How To Cook A Porterhouse Steak Like Martha Stewart
A porterhouse steak comes out deliciously on the grill or cooked in a cast-iron pan on the stovetop, but leave it to the iconic Martha Stewart to have another flavorful way to cook the meat. In a recent interview with The Daily Meal about her upcoming 100th cookbook, Stewart shares her tips for making a porterhouse steak in your home kitchen. And you won't even have to go outside and fire up the grill to cook a restaurant-quality steak at home like a pro.
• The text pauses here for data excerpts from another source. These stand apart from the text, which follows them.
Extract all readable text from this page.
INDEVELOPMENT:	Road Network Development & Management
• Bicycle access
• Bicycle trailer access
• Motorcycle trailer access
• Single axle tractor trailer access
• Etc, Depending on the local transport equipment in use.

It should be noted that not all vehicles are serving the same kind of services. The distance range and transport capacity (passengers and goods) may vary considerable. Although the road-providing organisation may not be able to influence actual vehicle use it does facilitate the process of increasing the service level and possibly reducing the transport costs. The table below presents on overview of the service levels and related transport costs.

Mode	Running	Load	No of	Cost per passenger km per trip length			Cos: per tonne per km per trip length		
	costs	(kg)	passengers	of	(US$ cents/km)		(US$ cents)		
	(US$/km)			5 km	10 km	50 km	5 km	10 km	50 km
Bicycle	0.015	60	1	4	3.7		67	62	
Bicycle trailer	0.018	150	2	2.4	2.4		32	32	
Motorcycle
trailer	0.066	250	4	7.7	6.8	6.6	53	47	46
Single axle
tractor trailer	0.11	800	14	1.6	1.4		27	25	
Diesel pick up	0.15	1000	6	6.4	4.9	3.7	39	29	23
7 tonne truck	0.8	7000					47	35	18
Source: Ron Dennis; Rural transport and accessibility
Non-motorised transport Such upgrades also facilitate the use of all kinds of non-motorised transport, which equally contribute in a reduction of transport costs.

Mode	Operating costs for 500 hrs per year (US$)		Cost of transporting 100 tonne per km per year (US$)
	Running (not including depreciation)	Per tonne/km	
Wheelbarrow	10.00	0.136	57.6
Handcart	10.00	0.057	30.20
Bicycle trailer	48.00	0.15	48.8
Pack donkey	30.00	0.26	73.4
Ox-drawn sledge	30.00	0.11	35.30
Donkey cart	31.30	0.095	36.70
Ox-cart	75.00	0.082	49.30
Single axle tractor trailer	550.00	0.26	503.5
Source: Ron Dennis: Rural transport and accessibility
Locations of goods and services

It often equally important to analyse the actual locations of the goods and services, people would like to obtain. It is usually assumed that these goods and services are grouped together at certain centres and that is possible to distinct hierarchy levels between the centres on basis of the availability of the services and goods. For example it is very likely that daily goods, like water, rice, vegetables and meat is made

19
"Many people just don't know how to cook a steak, so I wanted to put that in," she explains. "Even though I eat steak maybe once a month, if it's well done I can actually devour a whole little porterhouse." So how does she do it? "I very gently salt it and pepper it, and then I sear it and ... put it in the broiler. I have an open air broiler I call the salamander, and that's what I like to cook it in. But simple, simple, simple and not overdone. People who go for well done steak should not do that," Stewart says.
Tips for pulling off a perfect porterhouse the Martha Stewart way
It's certainly fine to stick with salt and black pepper to season your porterhouse; it's what Martha Stewart does after all. However, it doesn't hurt to step up the seasoning game with a rub, like Tasting Table's first-class steak seasoning recipe that uses black peppercorns, crispy fried garlic, and fennel pollen. You can also coat the meat in a store-bought steak rub, but be mindful of the salt levels. To keep it easy, adapt this porterhouse steak with orange and cumin rub recipe to be seared and finished in the broiler as Stewart does.
To broil a porterhouse steak after a quick sear, place the oven rack about five inches from the broiler at the top of the oven. The precise cooking time will vary depending on your preferred doneness. For a medium-rare steak, three to four minutes on each side to an internal temperature of around 130 degrees Fahrenheit is enough. For a medium steak, increase the cooking time slightly and use a thermometer to check for a temperature between 135 and 145 degrees Fahrenheit. Allow the steak to rest so it soaks up its juices before you slice, and serve with classic sides like smashed potatoes and herbed roasted root vegetables. And don't forget to grab "Martha: The Cookbook" for more tips when it's out in November 2024.